Por isso a direita, como expressão política e doutrinária do grande capital financeiro, tudo fez, primeiro, para evitar que fosse gerada no decurso do processo revolucionário, e depois para que fosse concluída e entrasse em vigor. Nunca se conformou com a Constituição aprovada, que depreciativamente classificava de “programática”, e por isso procurou atingir os seus desígnios através de sucessivas revisões que a amputassem de determinantes essenciais.
Vejamos alguns passos, que identificam um dos fios condutores da acção da direita durante o processo revolucionário.
Logo em Julho de 74, o então Primeiro-ministro Adelino Palma Carlos, com o respaldo de Spínola e Sá Carneiro, propôs um referendo a normas constitucionais provisórias e o adiamento das eleições para Novembro de 76. A proposta não passou nem no próprio Governo nem no Conselho de Estado e foi rejeitada pelo MFA.
Na Proclamação ao País que o General Spínola não chegou a ler na sequência do falhado golpe de 11 de Março, as eleições constituintes eram anuladas e o que se realizaria, em Novembro, seria um referendo sobre projectos constitucionais elaborados pelos “Partidos autorizados”.

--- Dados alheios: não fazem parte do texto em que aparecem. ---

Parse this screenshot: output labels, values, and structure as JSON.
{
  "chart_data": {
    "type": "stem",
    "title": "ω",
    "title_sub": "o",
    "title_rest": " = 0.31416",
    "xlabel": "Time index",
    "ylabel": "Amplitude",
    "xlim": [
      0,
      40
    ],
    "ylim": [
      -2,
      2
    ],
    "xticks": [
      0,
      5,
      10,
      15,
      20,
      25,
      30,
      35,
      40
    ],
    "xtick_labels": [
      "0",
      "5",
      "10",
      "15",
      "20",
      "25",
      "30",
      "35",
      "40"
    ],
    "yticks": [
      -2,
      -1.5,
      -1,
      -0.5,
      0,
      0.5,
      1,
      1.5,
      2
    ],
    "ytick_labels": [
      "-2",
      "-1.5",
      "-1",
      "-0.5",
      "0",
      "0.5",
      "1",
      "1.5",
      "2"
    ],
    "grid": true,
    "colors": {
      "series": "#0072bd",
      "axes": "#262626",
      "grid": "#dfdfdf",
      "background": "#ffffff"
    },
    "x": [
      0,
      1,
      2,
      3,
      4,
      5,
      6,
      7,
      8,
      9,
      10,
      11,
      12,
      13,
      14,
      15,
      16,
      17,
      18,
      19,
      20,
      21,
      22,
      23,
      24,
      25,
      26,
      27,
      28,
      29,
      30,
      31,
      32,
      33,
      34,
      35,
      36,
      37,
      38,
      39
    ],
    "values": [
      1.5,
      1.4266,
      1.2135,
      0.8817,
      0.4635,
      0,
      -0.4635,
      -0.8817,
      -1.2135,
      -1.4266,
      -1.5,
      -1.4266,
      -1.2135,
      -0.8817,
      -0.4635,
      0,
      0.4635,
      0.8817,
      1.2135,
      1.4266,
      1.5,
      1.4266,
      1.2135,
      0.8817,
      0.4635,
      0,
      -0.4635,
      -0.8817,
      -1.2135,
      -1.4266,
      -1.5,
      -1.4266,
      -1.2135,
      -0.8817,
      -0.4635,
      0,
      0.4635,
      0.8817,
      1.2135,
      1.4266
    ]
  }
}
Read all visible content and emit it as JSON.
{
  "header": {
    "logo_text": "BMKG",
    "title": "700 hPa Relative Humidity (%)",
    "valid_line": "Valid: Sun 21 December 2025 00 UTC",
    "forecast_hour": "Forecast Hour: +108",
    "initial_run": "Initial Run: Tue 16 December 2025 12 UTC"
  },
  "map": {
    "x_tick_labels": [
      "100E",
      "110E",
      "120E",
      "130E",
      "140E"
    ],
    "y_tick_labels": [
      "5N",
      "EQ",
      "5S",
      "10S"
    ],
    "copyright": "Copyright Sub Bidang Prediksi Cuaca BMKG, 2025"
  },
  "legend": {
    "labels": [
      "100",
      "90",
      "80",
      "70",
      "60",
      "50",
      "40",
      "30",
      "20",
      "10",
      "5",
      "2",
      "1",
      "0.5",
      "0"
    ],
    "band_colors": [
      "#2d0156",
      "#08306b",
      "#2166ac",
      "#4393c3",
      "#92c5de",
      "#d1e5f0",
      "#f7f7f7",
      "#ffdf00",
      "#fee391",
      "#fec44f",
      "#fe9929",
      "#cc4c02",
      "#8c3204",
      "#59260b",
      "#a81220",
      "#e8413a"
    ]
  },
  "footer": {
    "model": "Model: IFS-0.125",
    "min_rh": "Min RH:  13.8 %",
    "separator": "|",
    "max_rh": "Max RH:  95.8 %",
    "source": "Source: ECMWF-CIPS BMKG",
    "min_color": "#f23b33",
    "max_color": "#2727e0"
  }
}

Um dos planos de contingência concebidos pela direita no 25 de Novembro previa a transferência para o Porto do Governo e da Assembleia Constituinte. Com essa finalidade foram enviadas para esta cidade as barras de ouro do Banco de Portugal, operação ilegal por raros autores referida mas confirmada agora pelo então Vice-governador , Emílio Rui Vilar, em entrevista ao Jornal de Notícias em 25 de Novembro último. Note-se: na ausência do Governador Silva Lopes, que estava na Alemanha. Com a mesma finalidade, foi redigido um Projecto de lei pelo então deputado Jorge Miranda, por alegada incumbência de dirigentes do PS e do PPD, em que se atribuía a plenitude dos poderes legislativos e de fiscalização, bem como de eleger o Primeiro-ministro, à Assembleia Constituinte, e eram dissolvidos o Conselho da Revolução e a Assembleia do MFA. Encontra-se reproduzido no seu livro “Da revolução à Constituição”.
O período seguinte, menos conhecido e um dos menos estudados, foi marcado pelas tentativas de demissão do Presidente da República, alvo duma infame campanha, e de impor um referendo sobre a Constituição. Foram os perigos que se iam acumulando que levaram o General Costa Gomes a decidir promulgá-la, em 2 de Abril de 76, no momento seguinte à sua aprovação pela Assembleia.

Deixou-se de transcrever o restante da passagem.